Tune out the other voices and follow your instinct

This is the best piece of advice on here.

This is a divisive subject and you will always get people passing off opinion as fact. Take the famous anecdata concerning all the bf babies people know who get ill all the time and don’t sleep. This just isn’t the reality for many.

Parker231 · 21/06/2020 07:45

Fed is best and it really doesn’t matter which you choose. I ff from day one - happy healthy babies - and parents.

It’s only on Mn I’ve heard of anyone feeling guilty as to their choices. It’s your baby, whatever you decide will be right you for and your baby

JustC · 21/06/2020 07:47

Fed is best. Do what works for you and your baby.

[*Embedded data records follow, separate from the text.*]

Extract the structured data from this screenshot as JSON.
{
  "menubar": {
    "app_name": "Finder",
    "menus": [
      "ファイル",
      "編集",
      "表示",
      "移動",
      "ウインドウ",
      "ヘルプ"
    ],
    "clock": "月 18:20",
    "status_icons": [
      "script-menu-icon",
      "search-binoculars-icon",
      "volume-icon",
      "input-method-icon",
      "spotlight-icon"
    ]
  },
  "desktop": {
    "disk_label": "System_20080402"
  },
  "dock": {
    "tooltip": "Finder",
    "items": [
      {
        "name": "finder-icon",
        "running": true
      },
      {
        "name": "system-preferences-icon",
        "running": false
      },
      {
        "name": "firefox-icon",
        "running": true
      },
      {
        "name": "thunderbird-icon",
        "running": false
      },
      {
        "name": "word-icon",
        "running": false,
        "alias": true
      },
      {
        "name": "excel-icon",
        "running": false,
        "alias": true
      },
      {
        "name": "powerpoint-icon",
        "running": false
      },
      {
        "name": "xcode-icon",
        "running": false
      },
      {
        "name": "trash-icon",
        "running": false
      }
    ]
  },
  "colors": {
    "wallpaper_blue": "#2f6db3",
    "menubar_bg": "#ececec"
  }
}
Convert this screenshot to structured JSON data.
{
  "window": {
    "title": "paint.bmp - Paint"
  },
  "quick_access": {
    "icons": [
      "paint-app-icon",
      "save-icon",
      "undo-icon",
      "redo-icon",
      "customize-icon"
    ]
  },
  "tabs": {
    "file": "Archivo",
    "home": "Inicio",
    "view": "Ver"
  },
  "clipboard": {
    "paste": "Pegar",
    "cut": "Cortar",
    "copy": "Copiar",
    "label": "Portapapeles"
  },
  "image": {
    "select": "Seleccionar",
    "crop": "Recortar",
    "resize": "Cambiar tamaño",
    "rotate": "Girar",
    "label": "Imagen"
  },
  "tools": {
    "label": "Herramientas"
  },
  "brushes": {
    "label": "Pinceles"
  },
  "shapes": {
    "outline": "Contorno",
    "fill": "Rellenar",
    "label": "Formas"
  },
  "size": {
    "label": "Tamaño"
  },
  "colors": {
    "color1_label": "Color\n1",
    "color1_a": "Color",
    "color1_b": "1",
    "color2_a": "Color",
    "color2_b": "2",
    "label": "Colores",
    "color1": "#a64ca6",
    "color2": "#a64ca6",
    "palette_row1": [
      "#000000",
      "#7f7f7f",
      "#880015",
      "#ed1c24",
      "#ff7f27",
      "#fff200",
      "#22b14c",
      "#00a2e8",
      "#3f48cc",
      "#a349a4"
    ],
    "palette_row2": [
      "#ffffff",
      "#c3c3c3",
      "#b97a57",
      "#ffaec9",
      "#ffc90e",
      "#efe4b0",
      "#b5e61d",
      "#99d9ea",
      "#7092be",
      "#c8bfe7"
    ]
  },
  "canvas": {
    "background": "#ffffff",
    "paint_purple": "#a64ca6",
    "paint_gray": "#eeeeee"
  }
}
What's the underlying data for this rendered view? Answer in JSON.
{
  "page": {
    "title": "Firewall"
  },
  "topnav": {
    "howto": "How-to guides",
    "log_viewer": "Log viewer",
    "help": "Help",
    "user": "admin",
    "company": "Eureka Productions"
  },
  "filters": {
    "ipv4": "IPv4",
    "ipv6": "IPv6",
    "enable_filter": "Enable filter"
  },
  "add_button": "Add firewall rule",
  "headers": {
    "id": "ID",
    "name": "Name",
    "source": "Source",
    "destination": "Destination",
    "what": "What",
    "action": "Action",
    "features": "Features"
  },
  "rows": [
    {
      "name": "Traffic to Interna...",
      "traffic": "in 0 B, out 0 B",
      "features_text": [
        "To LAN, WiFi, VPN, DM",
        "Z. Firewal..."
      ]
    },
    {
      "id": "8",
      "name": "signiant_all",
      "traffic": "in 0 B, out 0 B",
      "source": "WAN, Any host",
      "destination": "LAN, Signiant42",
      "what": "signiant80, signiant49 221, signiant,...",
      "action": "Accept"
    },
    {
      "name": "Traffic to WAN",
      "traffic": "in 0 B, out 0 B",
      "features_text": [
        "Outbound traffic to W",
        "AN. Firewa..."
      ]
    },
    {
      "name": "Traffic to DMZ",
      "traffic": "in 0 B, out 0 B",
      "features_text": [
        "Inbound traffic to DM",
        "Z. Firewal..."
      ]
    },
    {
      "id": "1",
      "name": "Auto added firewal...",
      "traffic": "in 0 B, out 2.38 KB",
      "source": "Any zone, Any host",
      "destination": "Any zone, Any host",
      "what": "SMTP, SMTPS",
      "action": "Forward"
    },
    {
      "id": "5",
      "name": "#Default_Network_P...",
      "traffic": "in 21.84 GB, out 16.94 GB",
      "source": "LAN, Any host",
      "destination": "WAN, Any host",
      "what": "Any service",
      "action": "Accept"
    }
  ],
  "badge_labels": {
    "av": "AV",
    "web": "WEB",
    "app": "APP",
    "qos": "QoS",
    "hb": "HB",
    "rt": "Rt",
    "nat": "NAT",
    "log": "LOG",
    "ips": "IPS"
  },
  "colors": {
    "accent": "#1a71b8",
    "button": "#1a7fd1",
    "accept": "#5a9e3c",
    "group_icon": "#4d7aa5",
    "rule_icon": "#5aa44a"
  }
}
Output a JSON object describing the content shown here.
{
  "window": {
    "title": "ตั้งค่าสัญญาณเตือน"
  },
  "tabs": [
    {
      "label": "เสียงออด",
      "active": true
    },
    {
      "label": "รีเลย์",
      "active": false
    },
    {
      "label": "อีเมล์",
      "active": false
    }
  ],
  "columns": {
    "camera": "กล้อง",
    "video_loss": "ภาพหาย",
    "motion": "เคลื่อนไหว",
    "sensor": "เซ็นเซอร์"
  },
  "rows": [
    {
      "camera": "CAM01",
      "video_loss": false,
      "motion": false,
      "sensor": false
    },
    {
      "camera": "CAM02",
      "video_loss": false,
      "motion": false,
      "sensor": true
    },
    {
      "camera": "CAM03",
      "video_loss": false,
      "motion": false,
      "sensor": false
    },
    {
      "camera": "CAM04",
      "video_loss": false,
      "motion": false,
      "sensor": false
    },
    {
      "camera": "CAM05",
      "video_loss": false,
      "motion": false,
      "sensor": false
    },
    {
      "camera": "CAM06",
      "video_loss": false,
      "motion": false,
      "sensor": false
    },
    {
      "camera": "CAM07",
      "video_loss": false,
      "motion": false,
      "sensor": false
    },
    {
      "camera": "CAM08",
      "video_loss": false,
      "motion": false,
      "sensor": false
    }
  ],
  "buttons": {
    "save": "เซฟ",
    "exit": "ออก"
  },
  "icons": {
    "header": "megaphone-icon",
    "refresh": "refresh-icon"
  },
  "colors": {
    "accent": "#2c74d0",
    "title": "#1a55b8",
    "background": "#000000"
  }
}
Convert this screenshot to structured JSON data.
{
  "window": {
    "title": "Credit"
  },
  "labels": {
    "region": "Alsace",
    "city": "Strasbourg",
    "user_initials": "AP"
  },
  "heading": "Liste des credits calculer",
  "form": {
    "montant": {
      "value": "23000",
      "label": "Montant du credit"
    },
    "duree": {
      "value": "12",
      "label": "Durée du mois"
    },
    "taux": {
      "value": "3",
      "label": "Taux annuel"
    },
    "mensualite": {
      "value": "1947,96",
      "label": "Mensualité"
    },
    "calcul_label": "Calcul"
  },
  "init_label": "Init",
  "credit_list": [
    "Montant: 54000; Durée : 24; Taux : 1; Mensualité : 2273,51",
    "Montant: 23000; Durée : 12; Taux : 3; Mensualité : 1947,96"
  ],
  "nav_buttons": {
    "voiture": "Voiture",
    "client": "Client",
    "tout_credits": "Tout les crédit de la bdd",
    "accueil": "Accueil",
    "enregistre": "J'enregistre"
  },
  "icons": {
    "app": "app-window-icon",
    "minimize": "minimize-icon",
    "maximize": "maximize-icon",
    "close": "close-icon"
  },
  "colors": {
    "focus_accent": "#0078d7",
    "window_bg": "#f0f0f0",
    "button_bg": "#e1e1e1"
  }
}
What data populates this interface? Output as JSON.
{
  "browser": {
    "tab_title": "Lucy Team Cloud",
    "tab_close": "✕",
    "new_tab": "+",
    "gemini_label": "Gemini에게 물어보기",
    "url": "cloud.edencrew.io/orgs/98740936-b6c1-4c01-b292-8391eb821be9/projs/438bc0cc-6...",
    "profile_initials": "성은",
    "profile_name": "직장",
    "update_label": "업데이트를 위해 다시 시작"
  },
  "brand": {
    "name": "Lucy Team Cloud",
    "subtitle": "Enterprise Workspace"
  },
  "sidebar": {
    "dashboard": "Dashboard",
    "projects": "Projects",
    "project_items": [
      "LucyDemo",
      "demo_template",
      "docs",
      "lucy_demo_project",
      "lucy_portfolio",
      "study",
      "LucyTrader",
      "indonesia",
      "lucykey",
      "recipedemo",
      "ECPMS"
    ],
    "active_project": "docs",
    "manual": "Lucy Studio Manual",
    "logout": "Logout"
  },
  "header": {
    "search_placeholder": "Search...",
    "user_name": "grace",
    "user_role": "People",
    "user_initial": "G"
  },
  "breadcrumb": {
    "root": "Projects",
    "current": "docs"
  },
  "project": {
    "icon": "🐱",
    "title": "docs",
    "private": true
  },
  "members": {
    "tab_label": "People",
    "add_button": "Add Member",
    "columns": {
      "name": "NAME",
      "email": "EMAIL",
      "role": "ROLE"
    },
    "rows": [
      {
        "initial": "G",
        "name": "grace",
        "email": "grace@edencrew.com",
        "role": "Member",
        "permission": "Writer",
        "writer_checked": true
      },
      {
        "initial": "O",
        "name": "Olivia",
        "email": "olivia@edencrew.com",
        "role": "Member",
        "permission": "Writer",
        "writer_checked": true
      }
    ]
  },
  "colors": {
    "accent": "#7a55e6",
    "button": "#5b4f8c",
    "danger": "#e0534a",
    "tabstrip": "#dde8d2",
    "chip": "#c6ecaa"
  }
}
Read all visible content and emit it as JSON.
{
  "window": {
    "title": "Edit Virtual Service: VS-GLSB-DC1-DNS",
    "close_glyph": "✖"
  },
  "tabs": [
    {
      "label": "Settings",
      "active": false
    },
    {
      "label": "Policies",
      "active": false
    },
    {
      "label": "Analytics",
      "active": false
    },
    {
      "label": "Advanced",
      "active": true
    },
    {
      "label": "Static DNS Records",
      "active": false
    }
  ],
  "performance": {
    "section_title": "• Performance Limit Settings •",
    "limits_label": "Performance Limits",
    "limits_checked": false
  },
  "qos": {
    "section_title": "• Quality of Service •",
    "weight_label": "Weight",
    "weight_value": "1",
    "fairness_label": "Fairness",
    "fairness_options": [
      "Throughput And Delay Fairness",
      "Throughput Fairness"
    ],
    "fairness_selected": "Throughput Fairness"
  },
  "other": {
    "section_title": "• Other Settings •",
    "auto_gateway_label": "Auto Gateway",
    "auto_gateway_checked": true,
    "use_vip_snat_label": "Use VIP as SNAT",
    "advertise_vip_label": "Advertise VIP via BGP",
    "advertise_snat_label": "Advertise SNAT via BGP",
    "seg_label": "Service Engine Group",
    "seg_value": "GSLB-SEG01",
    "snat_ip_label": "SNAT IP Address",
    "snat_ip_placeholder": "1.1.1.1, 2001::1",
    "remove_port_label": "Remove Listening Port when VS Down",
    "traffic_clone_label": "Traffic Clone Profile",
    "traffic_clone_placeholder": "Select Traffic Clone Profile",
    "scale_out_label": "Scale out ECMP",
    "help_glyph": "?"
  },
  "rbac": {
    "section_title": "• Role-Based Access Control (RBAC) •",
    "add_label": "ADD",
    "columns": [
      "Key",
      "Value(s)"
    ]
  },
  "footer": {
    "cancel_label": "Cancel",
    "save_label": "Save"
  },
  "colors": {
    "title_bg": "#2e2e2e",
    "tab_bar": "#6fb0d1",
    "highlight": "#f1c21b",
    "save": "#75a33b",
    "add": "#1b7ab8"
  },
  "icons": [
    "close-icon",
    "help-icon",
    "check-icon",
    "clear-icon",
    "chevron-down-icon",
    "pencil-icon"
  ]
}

geojojo · 21/06/2020 07:47

To be honest I found breastfeeding very easy and convenient. It hurt a little whilst getting established and you have the extra concerns about how much they are getting but if you can get past that it's easier when out and about or at night. My son was 20 months when my daughter was born and there was a bit of jealousy but it wasn't connected to breastfeeding and he loved her after the first couple of months.

FrankieKnuckles · 21/06/2020 07:50

I FF both of mine. Probably for similar reasons to you-I didn't know anyone who had successfully done it that I could ask.
I don't think you'd be able to tell but I wish I had BF mine for gut health reasons.

carltongirl · 21/06/2020 07:52

Follow your gut instinct on this. It's one of the most divisive issues I encountered. Breast fed my first for a few months but gave up rapidly when very difficult with second. Bottle feeding had many advantages and both my teens are fine. It's only one of many factors affecting health and development and you are in charge. I hope you can get to a point of not feeling guilty either way. Good luck.